Bobby Gordon came up the hard way. His father Noel used to repair old radios after he retired from his construction job.
Gordon is perhaps the only Anglo-Indian in this place of nostalgia to have a good enough present. He insists on his Scottish roots and says he has a son who will carry the Anglo-Indian legacy further.
His living room is a testimony to his wealth. A practical man, Gordon says he wasn’t going to carry the ‘nostalgia nonsense’ forever. For him, the future wasn’t going to be a set of stories from the past. A man with mediocre taste whose house resembles modern architecture with some traces of the past for effect, Gordon now runs a guesthouse and a hostel.
He married an Adivasi girl who could look after his enterprises unlike an Anglo-Indian who, he says, would “only apply lipstick and host parties”. That’s how legacy works here but not for Gordon. His grandfather purchased this property in 1942.

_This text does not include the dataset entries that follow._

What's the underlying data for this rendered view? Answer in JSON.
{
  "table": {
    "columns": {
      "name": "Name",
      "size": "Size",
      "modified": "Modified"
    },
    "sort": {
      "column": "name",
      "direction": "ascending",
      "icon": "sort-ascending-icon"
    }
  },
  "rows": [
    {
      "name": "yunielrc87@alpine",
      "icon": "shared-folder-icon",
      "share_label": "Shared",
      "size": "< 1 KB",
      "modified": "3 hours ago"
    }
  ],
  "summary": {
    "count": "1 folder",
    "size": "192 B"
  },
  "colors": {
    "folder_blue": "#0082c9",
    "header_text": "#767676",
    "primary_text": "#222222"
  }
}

His great grandfather William Perth Gordon came to India from Scotland and was employed with the British Army in Barrackpore and married an Indian woman. His grandfather William Paul Gordon married an Anglo-Indian woman called Nancy. They had a son called Noel Gordon who married a Bengali woman in Ranchi.
Then, it was Bobby’s turn and he did what few others had done. A local girl would be a good match for him, he thought. He has some of the old letters and photos which he proudly displays to anyone who asks. Like others, he has stories too like that of Harry Mendies who ran a bus service called Ganga-Jamuna and one would never know when the bus would reach Ranchi. “I never thought of leaving this place. Maybe there is a lot in nothingness too.”